Patti never had to get on the golf course because, once Bill got on the dance floor, he was hooked.
The couple has since won dozens of dance contests and, last year, took several top prizes at the nationals.
But by last summer their dancing future was in doubt because of painful arthritis in Bill's left hip.
"It's all day long. The worst time is at night. You can't sleep," Bill said.
Bill pressed on through the pain, knowing he couldn't just bluff his way across the dance floor.
Bill said, "The girl is the picture, and she is the show. But it all starts with the gentleman. The hip is so important for the rise, the fall, the swing across the floor."
It all made Patti very nervous.
"I was so afraid something would happen, you know, where his hip would give out, and he would fall," Patti said.
The Underwoods were on the verge of quitting, when they saw a story on Action News.
We detailed a new technique for partial hip replacement called Hip Resurfacing, a procedure that enabled a tae kwon do expert to return to his beloved sport.
Dr. William Hozack of the Rothman Institute says a younger, fit person, with strong bones, like Bill, is the best candidate for hip resuracing.
The device that goes into the hip bone is the same as in standard joint replacement.
But instead of removing the top of the thigh bone, and inserting a prosthetic, the bone is capped.
Some recipients say it feels more natural.
"In some respects, it doesn't burn any bridges, and a young person, they might need another operation down the road, and you can convert to the regular hip replacement," Dr. Hozack said.

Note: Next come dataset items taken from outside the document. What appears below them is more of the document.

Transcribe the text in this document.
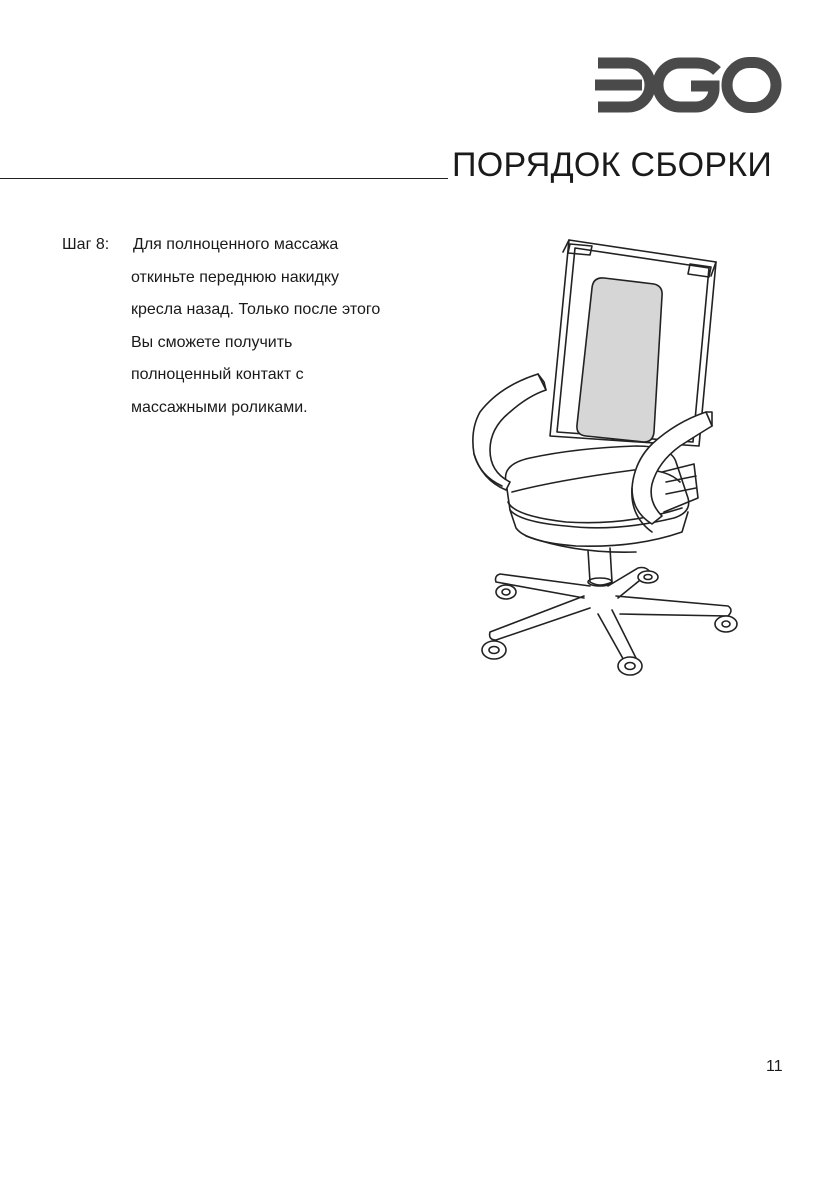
ПОРЯДОК СБОРКИ
Шаг 8: Для полноценного массажа
откиньте переднюю накидку
кресла назад. Только после этого
Вы сможете получить
полноценный контакт с
массажными роликами.
11
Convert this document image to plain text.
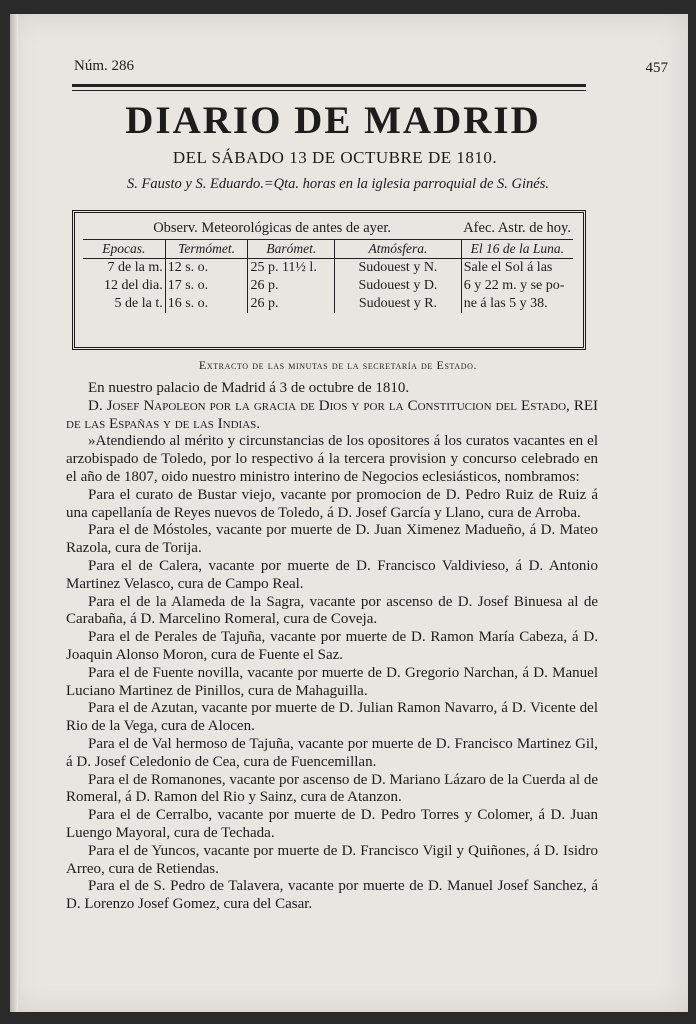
Núm. 286	457
DIARIO DE MADRID
DEL SÁBADO 13 DE OCTUBRE DE 1810.
S. Fausto y S. Eduardo.=Qta. horas en la iglesia parroquial de S. Ginés.
Observ. Meteorológicas de antes de ayer.				Afec. Astr. de hoy.
Epocas.	Termómet.	Barómet.	Atmósfera.	El 16 de la Luna.
7 de la m.	12 s. o.	25 p. 11½ l.	Sudouest y N.	Sale el Sol á las
12 del dia.	17 s. o.	26 p.	Sudouest y D.	6 y 22 m. y se po-
5 de la t.	16 s. o.	26 p.	Sudouest y R.	ne á las 5 y 38.
Extracto de las minutas de la secretaría de Estado.

En nuestro palacio de Madrid á 3 de octubre de 1810.

D. Josef Napoleon por la gracia de Dios y por la Constitucion del Estado, REI de las Españas y de las Indias.

»Atendiendo al mérito y circunstancias de los opositores á los curatos vacantes en el arzobispado de Toledo, por lo respectivo á la tercera provision y concurso celebrado en el año de 1807, oido nuestro ministro interino de Negocios eclesiásticos, nombramos:

Para el curato de Bustar viejo, vacante por promocion de D. Pedro Ruiz de Ruiz á una capellanía de Reyes nuevos de Toledo, á D. Josef García y Llano, cura de Arroba.

Para el de Móstoles, vacante por muerte de D. Juan Ximenez Madueño, á D. Mateo Razola, cura de Torija.

Para el de Calera, vacante por muerte de D. Francisco Valdivieso, á D. Antonio Martinez Velasco, cura de Campo Real.

Para el de la Alameda de la Sagra, vacante por ascenso de D. Josef Binuesa al de Carabaña, á D. Marcelino Romeral, cura de Coveja.

Para el de Perales de Tajuña, vacante por muerte de D. Ramon María Cabeza, á D. Joaquin Alonso Moron, cura de Fuente el Saz.

Para el de Fuente novilla, vacante por muerte de D. Gregorio Narchan, á D. Manuel Luciano Martinez de Pinillos, cura de Mahaguilla.

Para el de Azutan, vacante por muerte de D. Julian Ramon Navarro, á D. Vicente del Rio de la Vega, cura de Alocen.

Para el de Val hermoso de Tajuña, vacante por muerte de D. Francisco Martinez Gil, á D. Josef Celedonio de Cea, cura de Fuencemillan.

Para el de Romanones, vacante por ascenso de D. Mariano Lázaro de la Cuerda al de Romeral, á D. Ramon del Rio y Sainz, cura de Atanzon.

Para el de Cerralbo, vacante por muerte de D. Pedro Torres y Colomer, á D. Juan Luengo Mayoral, cura de Techada.

Para el de Yuncos, vacante por muerte de D. Francisco Vigil y Quiñones, á D. Isidro Arreo, cura de Retiendas.

Para el de S. Pedro de Talavera, vacante por muerte de D. Manuel Josef Sanchez, á D. Lorenzo Josef Gomez, cura del Casar.
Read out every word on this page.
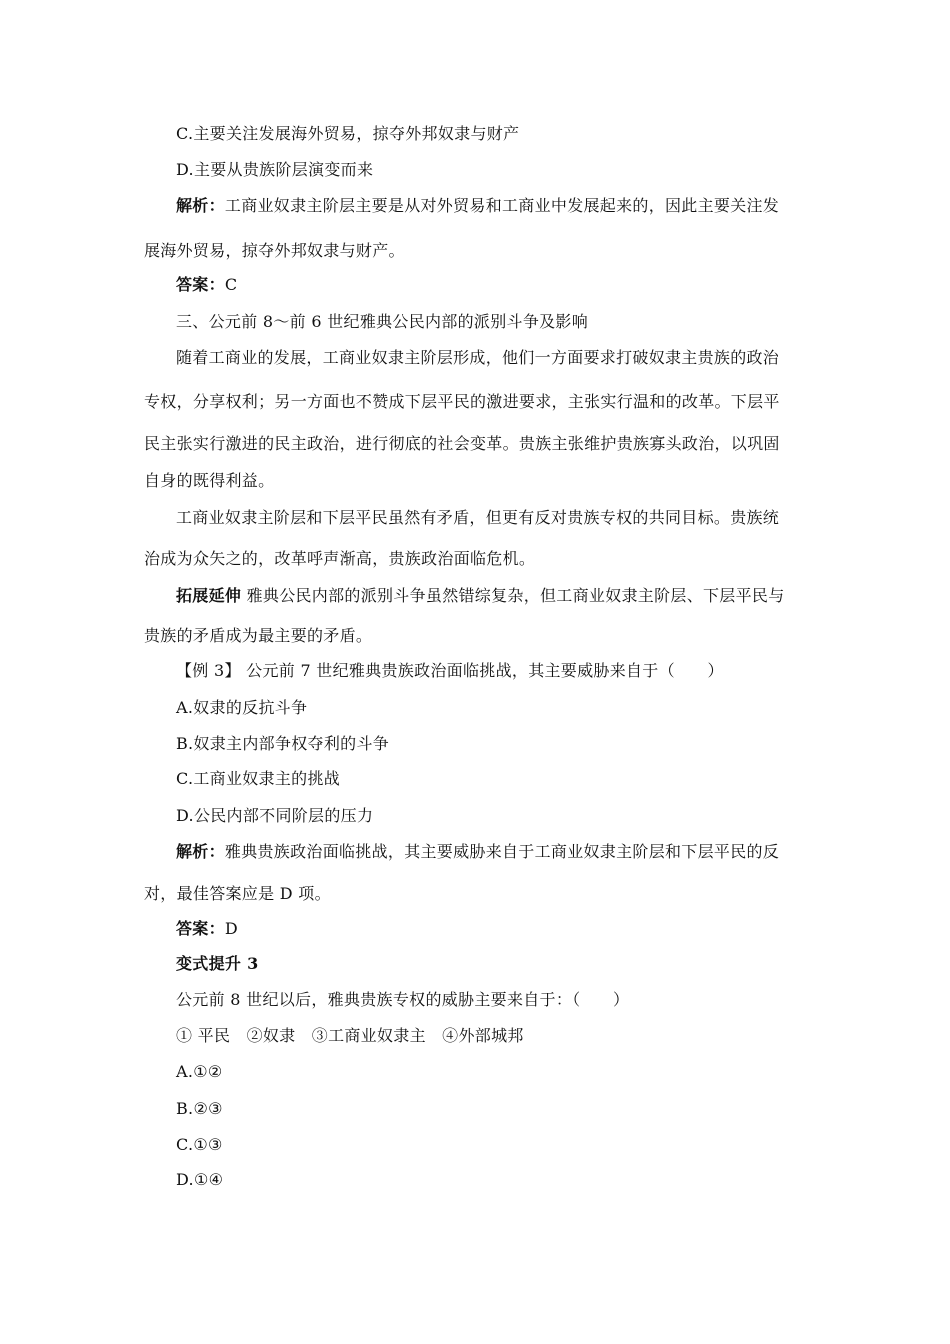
C.主要关注发展海外贸易，掠夺外邦奴隶与财产
D.主要从贵族阶层演变而来
解析：工商业奴隶主阶层主要是从对外贸易和工商业中发展起来的，因此主要关注发
展海外贸易，掠夺外邦奴隶与财产。
答案：C
三、公元前 8～前 6 世纪雅典公民内部的派别斗争及影响
随着工商业的发展，工商业奴隶主阶层形成，他们一方面要求打破奴隶主贵族的政治
专权，分享权利；另一方面也不赞成下层平民的激进要求，主张实行温和的改革。下层平
民主张实行激进的民主政治，进行彻底的社会变革。贵族主张维护贵族寡头政治，以巩固
自身的既得利益。
工商业奴隶主阶层和下层平民虽然有矛盾，但更有反对贵族专权的共同目标。贵族统
治成为众矢之的，改革呼声渐高，贵族政治面临危机。
拓展延伸 雅典公民内部的派别斗争虽然错综复杂，但工商业奴隶主阶层、下层平民与
贵族的矛盾成为最主要的矛盾。
【例 3】 公元前 7 世纪雅典贵族政治面临挑战，其主要威胁来自于（　　）
A.奴隶的反抗斗争
B.奴隶主内部争权夺利的斗争
C.工商业奴隶主的挑战
D.公民内部不同阶层的压力
解析：雅典贵族政治面临挑战，其主要威胁来自于工商业奴隶主阶层和下层平民的反
对，最佳答案应是 D 项。
答案：D
变式提升 3
公元前 8 世纪以后，雅典贵族专权的威胁主要来自于：（　　）
① 平民　②奴隶　③工商业奴隶主　④外部城邦
A.①②
B.②③
C.①③
D.①④
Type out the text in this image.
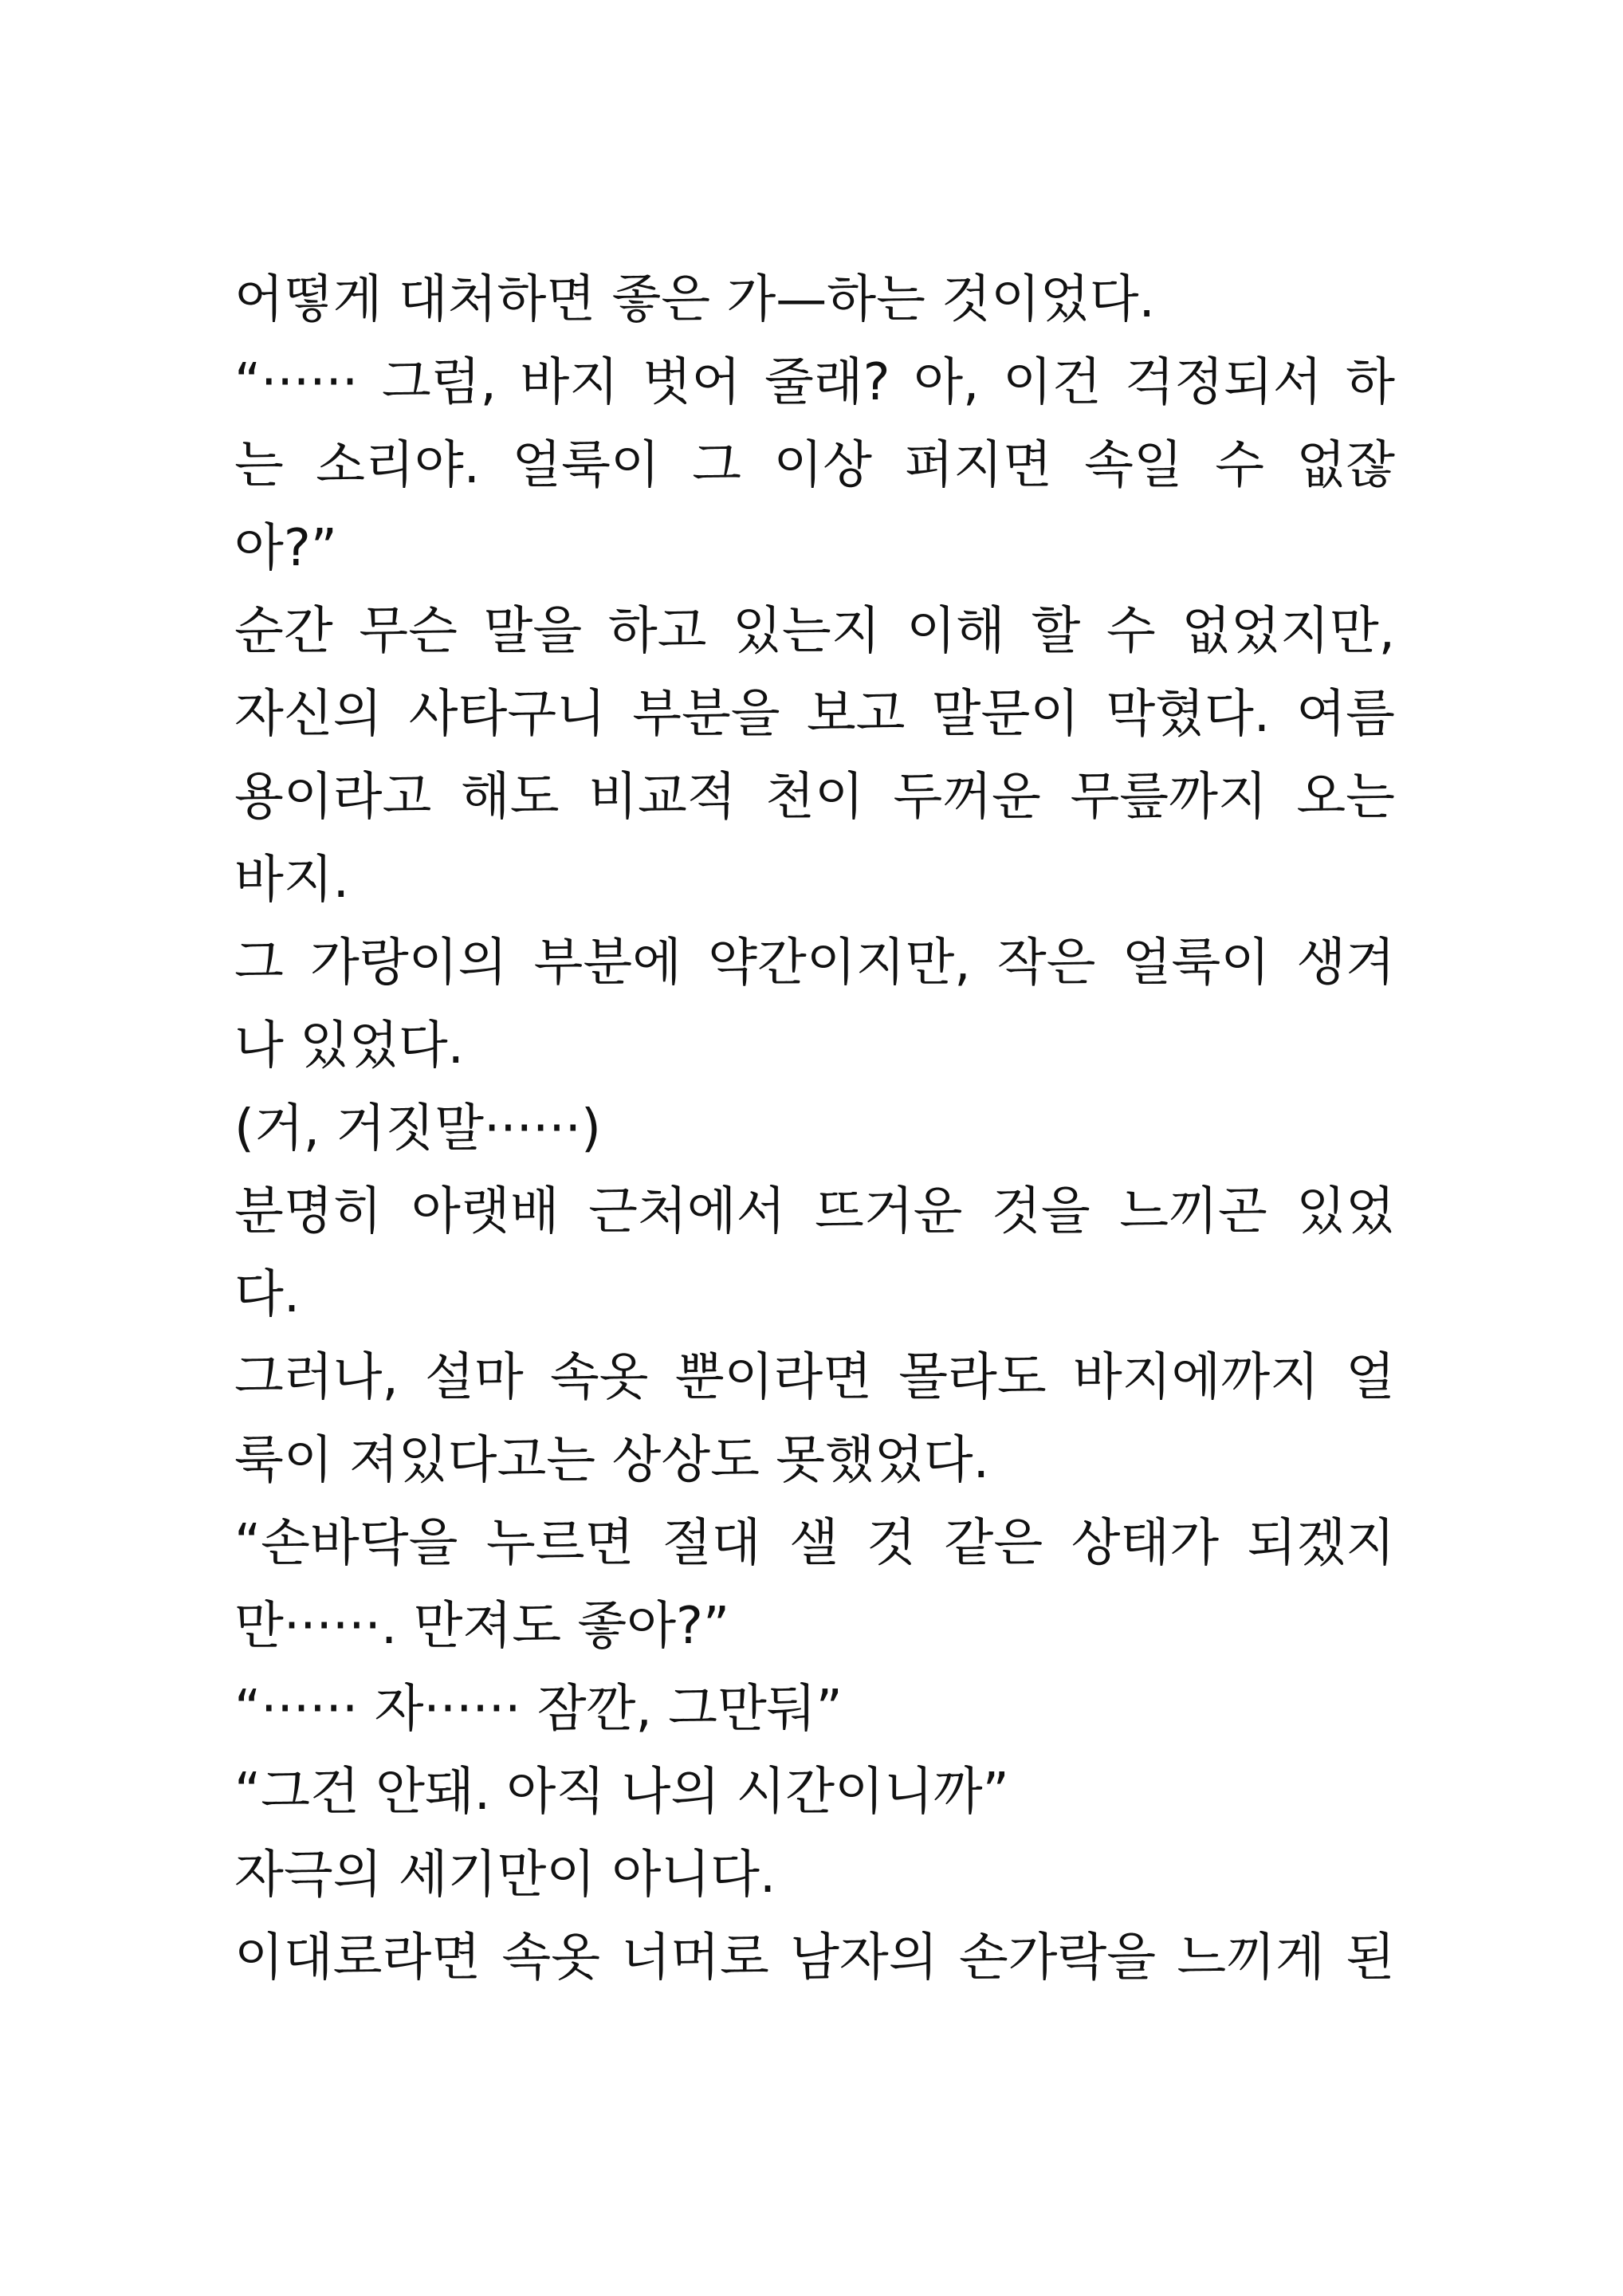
어떻게 대처하면 좋은 가—하는 것이었다.
“······ 그럼, 바지 벗어 줄래? 아, 이건 걱정되서 하
는 소리야. 얼룩이 그 이상 퍼지면 속일 수 없잖
아?”
순간 무슨 말을 하고 있는지 이해 할 수 없었지만,
자신의 사타구니 부분을 보고 말문이 막혔다. 여름
용이라고 해도 비교적 천이 두꺼운 무릎까지 오는
바지.
그 가랑이의 부분에 약간이지만, 작은 얼룩이 생겨
나 있었다.
(거, 거짓말······)
분명히 아랫배 근처에서 뜨거운 것을 느끼곤 있었
다.
그러나, 설마 속옷 뿐이라면 몰라도 바지에까지 얼
룩이 져있다고는 상상도 못했었다.
“손바닥을 누르면 절대 샐 것 같은 상태가 되겠지
만······. 만져도 좋아?”
“······ 자······ 잠깐, 그만둬”
“그건 안돼. 아직 나의 시간이니까”
자극의 세기만이 아니다.
이대로라면 속옷 너머로 남자의 손가락을 느끼게 된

One month after surgery, Bill was back dancing socially. Then, in April 2008, the Underwoods won in two categories at the nationals, including one category that has 9 dances!
"I'm impressed. I wish I could dance that well!" Dr. Hozack said.
What were once painful moves, are now back in the couple's routines, and Bill and Patti say they'll do even better next year.
"I don't even think about the hip anymore," Bill said. "We just dance and move across the floor."